À Fungurume, dans le Lualaba, la société civile alerte sur des tirs nourris entendus presque chaque jour autour de la concession de Tenke Fungurume Mining. Dans une déclaration faite mardi 30 juin 2026, le cadre de concertation de la société civile de cette commune affirme que des habitants ont été blessés par des balles perdues dans certains quartiers.
La structure citoyenne attribue ces crépitements aux opérations menées pour empêcher l’entrée de creuseurs artisanaux clandestins dans la concession minière. Elle cite des gardes chargés de la protection du site, ainsi que des éléments de la police des mines et des militaires des FARDC affectés à la sécurisation de la concession de TFM. Selon elle, ces forces tireraient à balles réelles pour disperser les creuseurs qui s’introduisent sur le site afin de voler des minerais.
Les blocs BCP les plus exposés
La société civile de Fungurume désigne les blocs BCP, situés dans les quartiers Mwelapande, Mutende et Dipeta, comme les secteurs les plus exposés. Ces zones d’habitation seraient touchées par les balles perdues lorsque les tirs éclatent dans ou autour de la concession minière.
Le constat présenté par la structure citoyenne reste centré sur la sécurité immédiate des habitants. Elle évoque une psychose dans la population locale, sans fournir de bilan chiffré sur le nombre de personnes blessées. Les cas signalés concernent des habitants atteints par des balles perdues, dans un contexte où les tirs seraient devenus fréquents.
Des habitants disent vivre sous la menace
La déclaration de la société civile est appuyée par des témoignages d’habitants. L’un d’eux décrit une situation devenue difficile pour les familles. « Il y a de plus en plus de coups de feu. Nous avons des petits enfants qui sont exposés. Nous manquons de paix. Dès que les balles commencent à crépiter, nous nous réfugions dans nos maisons. Que les autorités trouvent une solution. »

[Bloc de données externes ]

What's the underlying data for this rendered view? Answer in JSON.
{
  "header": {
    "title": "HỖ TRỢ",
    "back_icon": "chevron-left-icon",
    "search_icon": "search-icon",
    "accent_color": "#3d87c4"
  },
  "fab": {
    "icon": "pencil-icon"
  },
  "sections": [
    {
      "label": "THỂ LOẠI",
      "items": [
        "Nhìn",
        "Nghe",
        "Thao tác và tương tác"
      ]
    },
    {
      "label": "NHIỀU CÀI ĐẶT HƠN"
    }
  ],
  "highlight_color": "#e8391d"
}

Un autre habitant parle d’une « insécurité totale ». Il dénonce des tirs répétés et affirme que les balles sifflent et percent les toitures des maisons. Ces propos traduisent l’inquiétude d’une partie de la population, confrontée à des incidents qui touchent directement les quartiers riverains de la concession.
TFM et les autorités sans réaction enregistrée
Jusqu’à présent, aucune réaction n’a été enregistrée du côté des responsables de Tenke Fungurume Mining. La bourgmestre de Fungurume et les autorités provinciales ne se sont pas non plus exprimées sur cette alerte de la société civile.
Cette absence de prise de parole publique laisse en suspens plusieurs points. La société civile demande une intervention rapide des autorités, mais aucun calendrier, aucune mesure et aucune clarification officielle ne sont rapportés à ce stade. Les responsabilités précises dans chaque incident restent donc à établir par les autorités compétentes.
Les creuseurs artisanaux sans zone dédiée
La société civile rappelle aussi que les creuseurs artisanaux ne disposent pas de zones d’exploitation dédiées. D’après elle, cette absence d’alternative les pousse à pénétrer clandestinement dans la concession de TFM, qu’ils considèrent comme leur principal moyen de subsistance.
Le dossier met ainsi en face deux impératifs mentionnés localement : la sécurisation d’un site minier et la protection des habitants des quartiers voisins. Pour la société civile de Fungurume, l’urgence porte d’abord sur l’arrêt des tirs qui exposent la population. Toute suite institutionnelle devra, selon les faits rapportés, tenir compte à la fois de la sécurité publique et de la question non résolue des creuseurs artisanaux.